Dans un discours prononcé le 07 août 1964, à Bouaké, à la faveur de la célébration de la fête de l’indépendance, le président Félix Houphouët-Boigny a dénoncé, en des termes suffisamment clairs pour ne souffrir d’aucune interprétation tendancieuse, le repli communautaire ou identitaire, le tribalisme ou le clanisme   et bien d’autres travers dirimants pour la construction de la Nation. Des décennies plus tard, l’un de ses plus illustres héritiers, Henri Konan Bédié, pour ne pas le nommer, prend le contrepied des sages recommandations du grand homme.

‘’La Nation peut comprendre des Gouros, des Bétés, des Baoulés, des Yacoubas, des Dioulas, des Tagbanas, des Senoufos, des Attiés, des Ebriés, des Koulangos, des Koyakas et bien d’autres ethnies comme la France, par exemple, comprend des Bretons, des Auvergnats, des Basques, des Alsaciens, des Lorains, et tutti quanti. Mais, la Nation ivoirienne est une. Elle n’appartient pas plus à une ethnie qu’à une autre. Il n’y a, en Côte d’Ivoire, que des citoyens libres et égaux en droits et en devoirs. Aussi, dans notre langage, dans notre comportement, qu’il ne soit plus question de tributs, d’ethnies. Seule doit compter, pour chaque Ivoirien, en tant que membre d’une Nation indépendante, la part qu’il doit apporter pour contribuer au développement de son pays. Donc, tout nous commande l’union en vue de notre unité nationale’’, assurait le président Félix Houphouët-Boigny, à Bouaké, le 07 août 1964. Des paroles fortes qui situent d’emblée sur la volonté du père de l’indépendance à construire une Nation. C’était déjà aux premières heures de l’accession à la souveraineté nationale acquise de haute lutte. Il traçait ainsi les sillons de ce qui allait lui permettre de transformer la mosaïque d’ethnies (il y en a une soixantaine) en une Nation unie et indivisible. Ces propos sous-tendent une volonté politique forte et affichée. A savoir, donner à chaque Ivoirienne et Ivoirien le sentiment d’appartenir à un même pays. Houphouet ambitionnait de briser les barrières artificielles des langues qui invitent au cloisonnement et au repli communautaire ou identitaire.

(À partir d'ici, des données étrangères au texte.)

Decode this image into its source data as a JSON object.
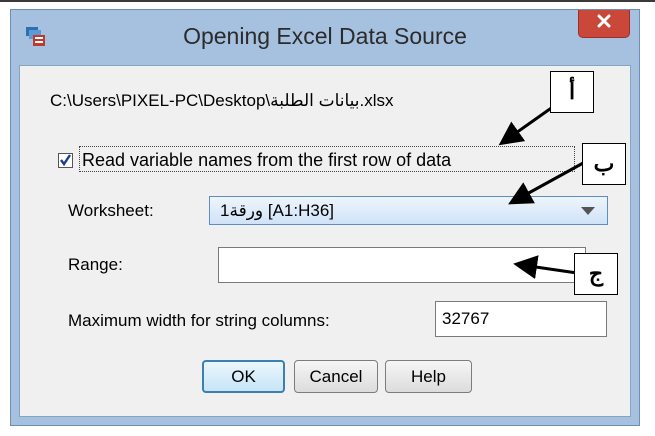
{
  "dialog": {
    "title": "Opening Excel Data Source",
    "close_glyph": "✕",
    "file_path": "C:\\Users\\PIXEL-PC\\Desktop\\بيانات الطلبة.xlsx",
    "checkbox_label": "Read variable names from the first row of data",
    "checkbox_checked": true,
    "worksheet_label": "Worksheet:",
    "worksheet_value": "ورقة1 [A1:H36]",
    "range_label": "Range:",
    "range_value": "",
    "maxwidth_label": "Maximum width for string columns:",
    "maxwidth_value": "32767",
    "buttons": {
      "ok": "OK",
      "cancel": "Cancel",
      "help": "Help"
    }
  },
  "annotations": {
    "a": "أ",
    "b": "ب",
    "c": "ج"
  },
  "colors": {
    "frame": "#a5c1df",
    "close": "#c9483a",
    "client": "#f0f0f0"
  }
}
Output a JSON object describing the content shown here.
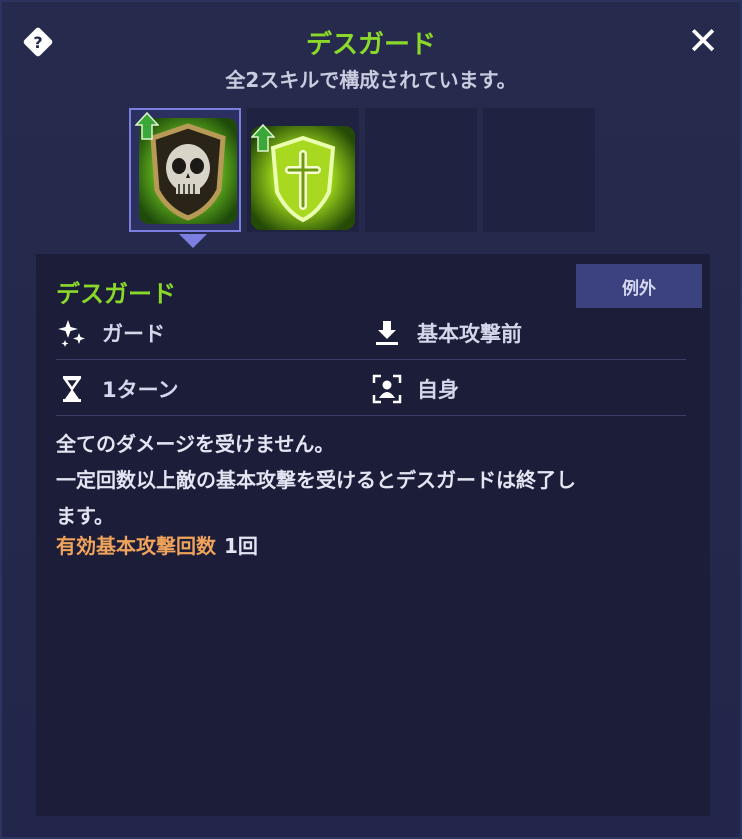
{
  "header": {
    "title": "デスガード",
    "subtitle": "全2スキルで構成されています。"
  },
  "skills": [
    {
      "icon": "skull-shield-icon",
      "upgraded": true,
      "selected": true
    },
    {
      "icon": "cross-shield-icon",
      "upgraded": true,
      "selected": false
    },
    {
      "icon": "empty-slot",
      "upgraded": false,
      "selected": false
    },
    {
      "icon": "empty-slot",
      "upgraded": false,
      "selected": false
    }
  ],
  "detail": {
    "name": "デスガード",
    "tag": "例外",
    "attributes": {
      "type": "ガード",
      "timing": "基本攻撃前",
      "duration": "1ターン",
      "target": "自身"
    },
    "description_lines": [
      "全てのダメージを受けません。",
      "一定回数以上敵の基本攻撃を受けるとデスガードは終了し",
      "ます。"
    ],
    "effect": {
      "label": "有効基本攻撃回数",
      "value": "1回"
    }
  },
  "colors": {
    "title_green": "#8ad82a",
    "effect_orange": "#f0a35a",
    "selected_border": "#7c7ee0"
  }
}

Houphouet ambitionnait de briser les barrières artificielles de la langue

Au-delà des infrastructures dont il avait la charge, il était surtout conscient de la responsabilité qui était la sienne : construire ou s’attaquer à la superstructure pour inculquer en chaque Ivoirien le sentiment d’une communauté de destin. C’est d’ailleurs pourquoi, il formait des gouvernements ‘’patchwork’’ qui comprenaient des représentants de toutes les régions du pays. D’aucuns appelaient cela de la ‘’géopolitique’’. C’était sa manière à lui de redistribuer la richesse, puisque chaque ‘’élu’’ était censé faire profiter à ses parents des retombées de la croissance. Cela marchait-il ou pas ? Là n’est pas le débat. Cependant, on retiendra l’intention de l’ancien président de la République de faire profiter au maximum d’Ivoiriens des ressources nationales. C’était une manière tout à fait intéressante de construire la Nation par le partage. Le père de l’indépendance avait aussi institué les fêtes de l’indépendance tournantes pour permettre à chaque région d’être visitées par le développement. Pour l’époque, c’était révolutionnaire. L’ébauche de développement observée dans de nombreuses localités est fille de cette noble initiative. Houphouët-Boigny tenait tellement à la construction d’un Etat-Nation qu’il a imposé l’usage du français à l’école. Emblématique de cette volonté, le ‘’symbole’’ (une punition infligée aux élèves qui ne parlaient pas le français à l’école) a poussé de nombreux écoliers à apprendre assidument la langue française.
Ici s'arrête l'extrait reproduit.